MCP and JSON-RPC tool traffic. Tool calls and tool results are the canonical case of stable structure with changing values.
Local AI clusters and edge links. The repo's LAN benchmark runs a Mac against a Z6 workstation and Jetson Nano-class boards; a bandwidth-limited edge mesh is exactly where an 86 to 97% byte reduction converts into headroom for telemetry, media, and retries.
Structured logs and traces. Repeated field names, session-stable shapes, high volume.
Binary payload routing. Agents that need to schedule, verify, and track opaque artifacts by digest without moving the bytes through the message path.

What it is not

The README is unusually direct about limits, and it is worth repeating them. AURA is not a drop-in replacement for gzip, zstd, TLS, or a message broker. It does not define transport security, retries, or backpressure; those stay at the transport layer. The stateful stream means frames cannot be reordered or dropped inside a session, so lossy transports need their own recovery layer. And it is not production-ready: it is a prototyping and measurement toolkit with a working Python path, a native C++ backend, deterministic public fixtures, and reproducible benchmark harnesses.

That fixture corpus deserves a mention.
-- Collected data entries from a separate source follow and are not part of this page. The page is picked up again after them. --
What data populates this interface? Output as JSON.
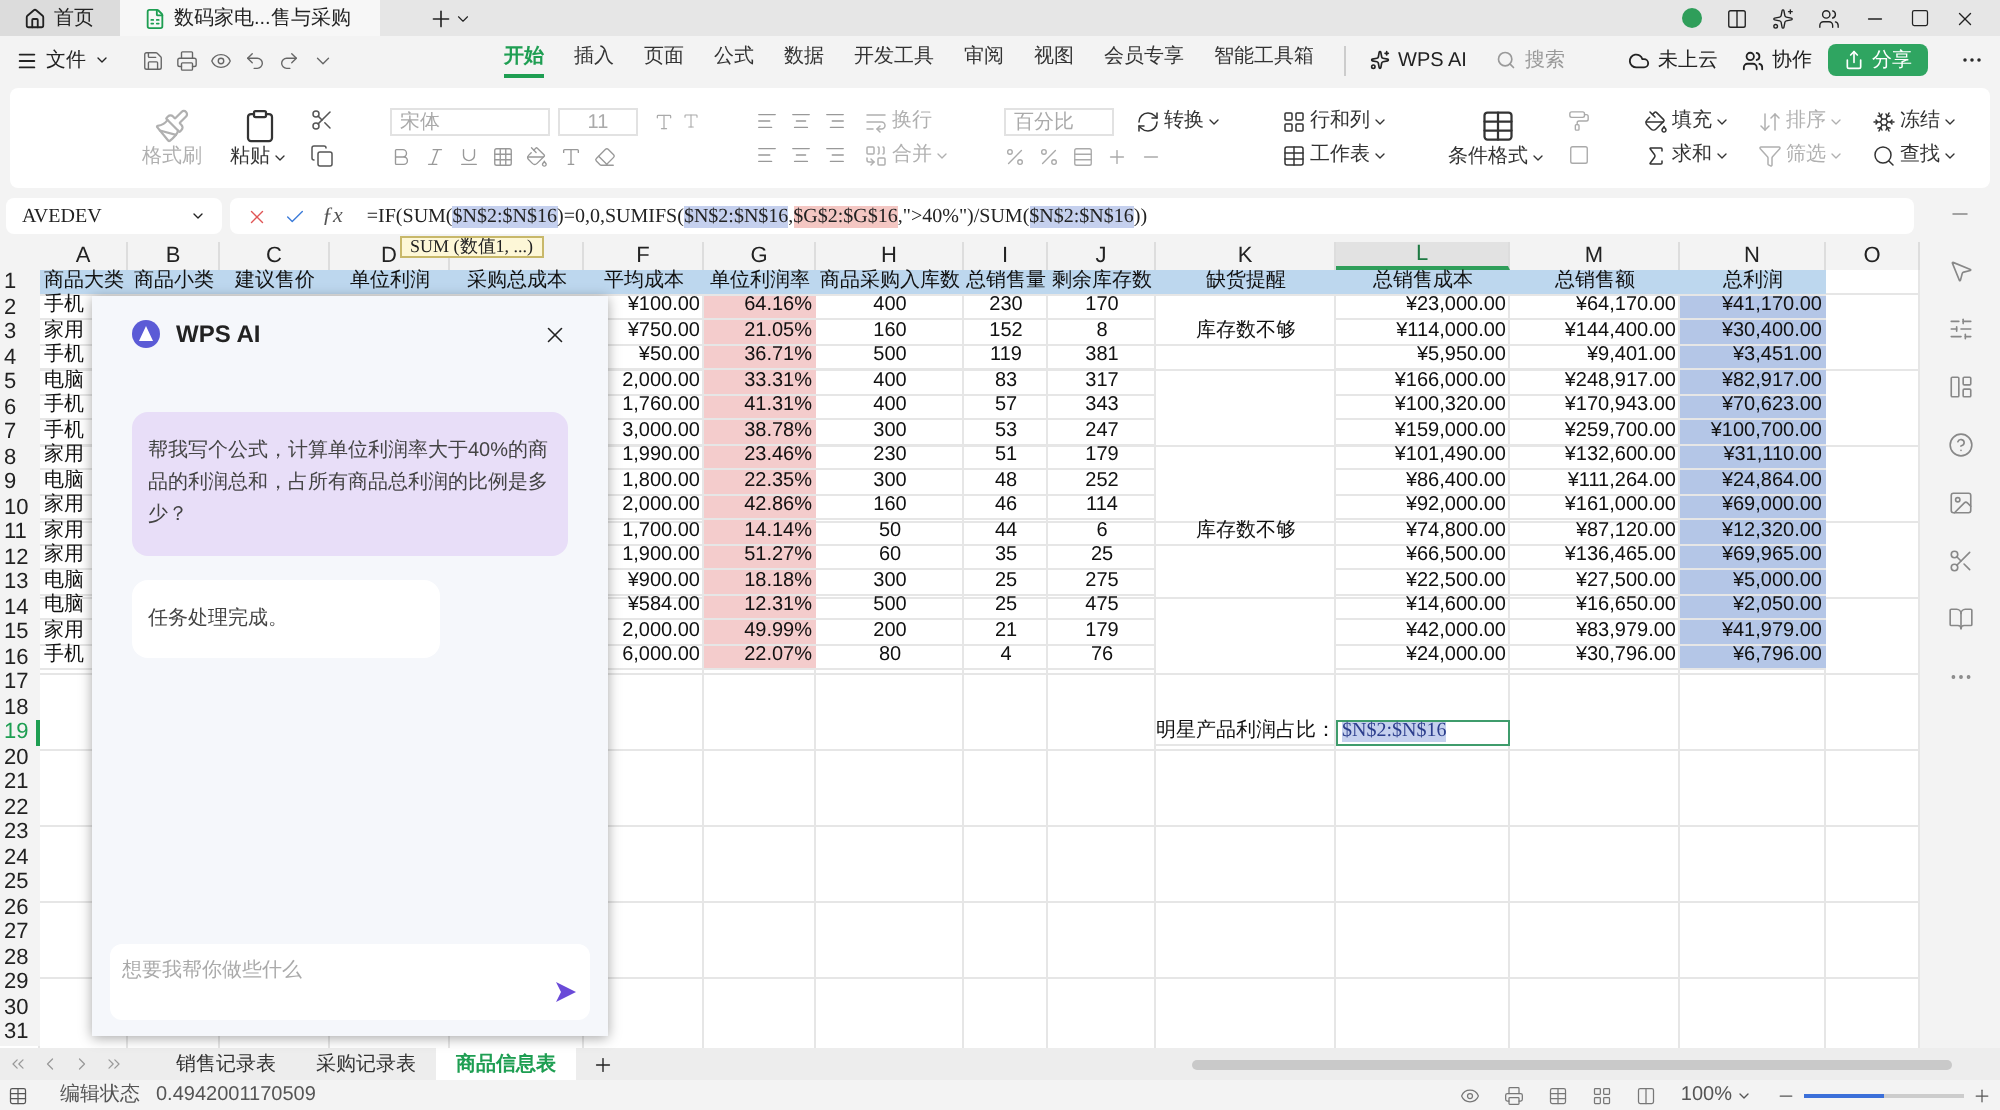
{
  "doc_tabs": [
    {
      "label": "首页",
      "kind": "home",
      "selected": false
    },
    {
      "label": "数码家电...售与采购",
      "kind": "sheet",
      "selected": true
    }
  ],
  "menu": {
    "file": "文件",
    "tabs": [
      {
        "label": "开始",
        "selected": true
      },
      {
        "label": "插入",
        "selected": false
      },
      {
        "label": "页面",
        "selected": false
      },
      {
        "label": "公式",
        "selected": false
      },
      {
        "label": "数据",
        "selected": false
      },
      {
        "label": "开发工具",
        "selected": false
      },
      {
        "label": "审阅",
        "selected": false
      },
      {
        "label": "视图",
        "selected": false
      },
      {
        "label": "会员专享",
        "selected": false
      },
      {
        "label": "智能工具箱",
        "selected": false
      }
    ],
    "ai": "WPS AI",
    "search": {
      "placeholder": "搜索"
    },
    "cloud": "未上云",
    "collab": "协作",
    "share": "分享"
  },
  "ribbon": {
    "format_painter": {
      "label": "格式刷",
      "disabled": true
    },
    "paste": {
      "label": "粘贴",
      "disabled": false
    },
    "font": {
      "label": "宋体",
      "disabled": true
    },
    "font_size": {
      "label": "11",
      "disabled": true
    },
    "wrap": {
      "label": "换行",
      "disabled": true
    },
    "merge": {
      "label": "合并",
      "disabled": true
    },
    "number_format": {
      "label": "百分比",
      "disabled": true
    },
    "convert": {
      "label": "转换",
      "disabled": false
    },
    "rows_cols": {
      "label": "行和列",
      "disabled": false
    },
    "worksheet": {
      "label": "工作表",
      "disabled": false
    },
    "cond_format": {
      "label": "条件格式",
      "disabled": false
    },
    "fill": {
      "label": "填充",
      "disabled": false
    },
    "sort": {
      "label": "排序",
      "disabled": true
    },
    "freeze": {
      "label": "冻结",
      "disabled": false
    },
    "sum": {
      "label": "求和",
      "disabled": false
    },
    "filter": {
      "label": "筛选",
      "disabled": true
    },
    "find": {
      "label": "查找",
      "disabled": false
    }
  },
  "formula_bar": {
    "name_box": "AVEDEV",
    "fx": "ƒx",
    "parts": [
      {
        "text": "=IF(SUM("
      },
      {
        "text": "$N$2:$N$16",
        "color": "#c5d0ee"
      },
      {
        "text": ")=0,0,SUMIFS("
      },
      {
        "text": "$N$2:$N$16",
        "color": "#c5d0ee"
      },
      {
        "text": ","
      },
      {
        "text": "$G$2:$G$16",
        "color": "#f4c7c3"
      },
      {
        "text": ",\">40%\")/SUM("
      },
      {
        "text": "$N$2:$N$16",
        "color": "#c5d0ee"
      },
      {
        "text": "))"
      }
    ]
  },
  "tooltip": "SUM (数值1, ...)",
  "columns": [
    {
      "label": "A",
      "selected": false
    },
    {
      "label": "B",
      "selected": false
    },
    {
      "label": "C",
      "selected": false
    },
    {
      "label": "D",
      "selected": false
    },
    {
      "selected": false
    },
    {
      "label": "F",
      "selected": false
    },
    {
      "label": "G",
      "selected": false,
      "color": "#f4cccc"
    },
    {
      "label": "H",
      "selected": false
    },
    {
      "label": "I",
      "selected": false
    },
    {
      "label": "J",
      "selected": false
    },
    {
      "label": "K",
      "selected": false
    },
    {
      "label": "L",
      "selected": true
    },
    {
      "label": "M",
      "selected": false
    },
    {
      "label": "N",
      "selected": false,
      "color": "#b4c6e7"
    },
    {
      "label": "O",
      "selected": false
    }
  ],
  "rows": [
    {
      "number": "1",
      "selected": false,
      "color": "#bdd7ee",
      "cells": {
        "A": "商品大类",
        "B": "商品小类",
        "C": "建议售价",
        "D": "单位利润",
        "E": "采购总成本",
        "F": "平均成本",
        "G": "单位利润率",
        "H": "商品采购入库数",
        "I": "总销售量",
        "J": "剩余库存数",
        "K": "缺货提醒",
        "L": "总销售成本",
        "M": "总销售额",
        "N": "总利润"
      }
    },
    {
      "number": "2",
      "selected": false,
      "cells": {
        "A": "手机",
        "F": "¥100.00",
        "G": "64.16%",
        "H": "400",
        "I": "230",
        "J": "170",
        "L": "¥23,000.00",
        "M": "¥64,170.00",
        "N": "¥41,170.00"
      }
    },
    {
      "number": "3",
      "selected": false,
      "cells": {
        "A": "家用",
        "F": "¥750.00",
        "G": "21.05%",
        "H": "160",
        "I": "152",
        "J": "8",
        "K": "库存数不够",
        "L": "¥114,000.00",
        "M": "¥144,400.00",
        "N": "¥30,400.00"
      }
    },
    {
      "number": "4",
      "selected": false,
      "cells": {
        "A": "手机",
        "F": "¥50.00",
        "G": "36.71%",
        "H": "500",
        "I": "119",
        "J": "381",
        "L": "¥5,950.00",
        "M": "¥9,401.00",
        "N": "¥3,451.00"
      }
    },
    {
      "number": "5",
      "selected": false,
      "cells": {
        "A": "电脑",
        "F": "2,000.00",
        "G": "33.31%",
        "H": "400",
        "I": "83",
        "J": "317",
        "L": "¥166,000.00",
        "M": "¥248,917.00",
        "N": "¥82,917.00"
      }
    },
    {
      "number": "6",
      "selected": false,
      "cells": {
        "A": "手机",
        "F": "1,760.00",
        "G": "41.31%",
        "H": "400",
        "I": "57",
        "J": "343",
        "L": "¥100,320.00",
        "M": "¥170,943.00",
        "N": "¥70,623.00"
      }
    },
    {
      "number": "7",
      "selected": false,
      "cells": {
        "A": "手机",
        "F": "3,000.00",
        "G": "38.78%",
        "H": "300",
        "I": "53",
        "J": "247",
        "L": "¥159,000.00",
        "M": "¥259,700.00",
        "N": "¥100,700.00"
      }
    },
    {
      "number": "8",
      "selected": false,
      "cells": {
        "A": "家用",
        "F": "1,990.00",
        "G": "23.46%",
        "H": "230",
        "I": "51",
        "J": "179",
        "L": "¥101,490.00",
        "M": "¥132,600.00",
        "N": "¥31,110.00"
      }
    },
    {
      "number": "9",
      "selected": false,
      "cells": {
        "A": "电脑",
        "F": "1,800.00",
        "G": "22.35%",
        "H": "300",
        "I": "48",
        "J": "252",
        "L": "¥86,400.00",
        "M": "¥111,264.00",
        "N": "¥24,864.00"
      }
    },
    {
      "number": "10",
      "selected": false,
      "cells": {
        "A": "家用",
        "F": "2,000.00",
        "G": "42.86%",
        "H": "160",
        "I": "46",
        "J": "114",
        "L": "¥92,000.00",
        "M": "¥161,000.00",
        "N": "¥69,000.00"
      }
    },
    {
      "number": "11",
      "selected": false,
      "cells": {
        "A": "家用",
        "F": "1,700.00",
        "G": "14.14%",
        "H": "50",
        "I": "44",
        "J": "6",
        "K": "库存数不够",
        "L": "¥74,800.00",
        "M": "¥87,120.00",
        "N": "¥12,320.00"
      }
    },
    {
      "number": "12",
      "selected": false,
      "cells": {
        "A": "家用",
        "F": "1,900.00",
        "G": "51.27%",
        "H": "60",
        "I": "35",
        "J": "25",
        "L": "¥66,500.00",
        "M": "¥136,465.00",
        "N": "¥69,965.00"
      }
    },
    {
      "number": "13",
      "selected": false,
      "cells": {
        "A": "电脑",
        "F": "¥900.00",
        "G": "18.18%",
        "H": "300",
        "I": "25",
        "J": "275",
        "L": "¥22,500.00",
        "M": "¥27,500.00",
        "N": "¥5,000.00"
      }
    },
    {
      "number": "14",
      "selected": false,
      "cells": {
        "A": "电脑",
        "F": "¥584.00",
        "G": "12.31%",
        "H": "500",
        "I": "25",
        "J": "475",
        "L": "¥14,600.00",
        "M": "¥16,650.00",
        "N": "¥2,050.00"
      }
    },
    {
      "number": "15",
      "selected": false,
      "cells": {
        "A": "家用",
        "F": "2,000.00",
        "G": "49.99%",
        "H": "200",
        "I": "21",
        "J": "179",
        "L": "¥42,000.00",
        "M": "¥83,979.00",
        "N": "¥41,979.00"
      }
    },
    {
      "number": "16",
      "selected": false,
      "cells": {
        "A": "手机",
        "F": "6,000.00",
        "G": "22.07%",
        "H": "80",
        "I": "4",
        "J": "76",
        "L": "¥24,000.00",
        "M": "¥30,796.00",
        "N": "¥6,796.00"
      }
    },
    {
      "number": "17",
      "selected": false
    },
    {
      "number": "18",
      "selected": false
    },
    {
      "number": "19",
      "selected": true,
      "cells": {
        "K": "明星产品利润占比：",
        "L": {
          "text": "$N$2:$N$16",
          "color": "#c5d0ee",
          "editing": true
        }
      }
    },
    {
      "number": "20",
      "selected": false
    },
    {
      "number": "21",
      "selected": false
    },
    {
      "number": "22",
      "selected": false
    },
    {
      "number": "23",
      "selected": false
    },
    {
      "number": "24",
      "selected": false
    },
    {
      "number": "25",
      "selected": false
    },
    {
      "number": "26",
      "selected": false
    },
    {
      "number": "27",
      "selected": false
    },
    {
      "number": "28",
      "selected": false
    },
    {
      "number": "29",
      "selected": false
    },
    {
      "number": "30",
      "selected": false
    },
    {
      "number": "31",
      "selected": false
    }
  ],
  "ai_panel": {
    "title": "WPS AI",
    "messages": [
      {
        "kind": "user",
        "text": "帮我写个公式，计算单位利润率大于40%的商品的利润总和，占所有商品总利润的比例是多少？"
      },
      {
        "kind": "assistant",
        "text": "任务处理完成。"
      }
    ],
    "input": {
      "placeholder": "想要我帮你做些什么"
    }
  },
  "sheet_tabs": [
    {
      "label": "销售记录表",
      "selected": false
    },
    {
      "label": "采购记录表",
      "selected": false
    },
    {
      "label": "商品信息表",
      "selected": true
    }
  ],
  "status_bar": {
    "mode": "编辑状态",
    "value": "0.4942001170509",
    "zoom": "100%",
    "zoom_slider": {
      "level": 0.5
    }
  }
}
The repo commits a synthetic public session corpus covering MCP, A2A, OpenAI Responses, traces, handoffs, and memory writes, wrapped in the full side-channel lifecycle: forced handshake, template update, authenticated dictionary diff, ACK, and resume. Anyone can replay the exact benchmark and check the numbers.

Trying it

from aura_compression import AIWireSessionEncoder, AIWireSessionDecoder

message = {
    "protocol": "mcp",
    "jsonrpc": "2.0",
    "id": 1,
    "method": "tools/call",
    "params": {"name": "read_file", "arguments": {"uri": "repo://service/path.py"}},
}

with AIWireSessionEncoder(level=3) as encoder, AIWireSessionDecoder() as decoder:
    delta = encoder.compress_message(message)
    restored = decoder.decompress_message(delta)

assert restored == message

The repo includes transport examples for length-prefixed TCP, WebSocket, HTTP with Server-Sent Events, and a local broker, plus the full benchmark harness used for the numbers above.

Agent-to-agent traffic is growing faster than the links it runs on, and most of it is the same structure sent again and again. AURA's bet is that the fix belongs in a negotiated session protocol, not a per-frame codec. The three-lane model, the fail-closed handshake contract, and the exchanges-per-second scoreboard are what make it worth watching.

AURA is Apache 2.0 licensed. Code, spec, fixtures, and benchmark reports: github.com/H-XX-D/AURA.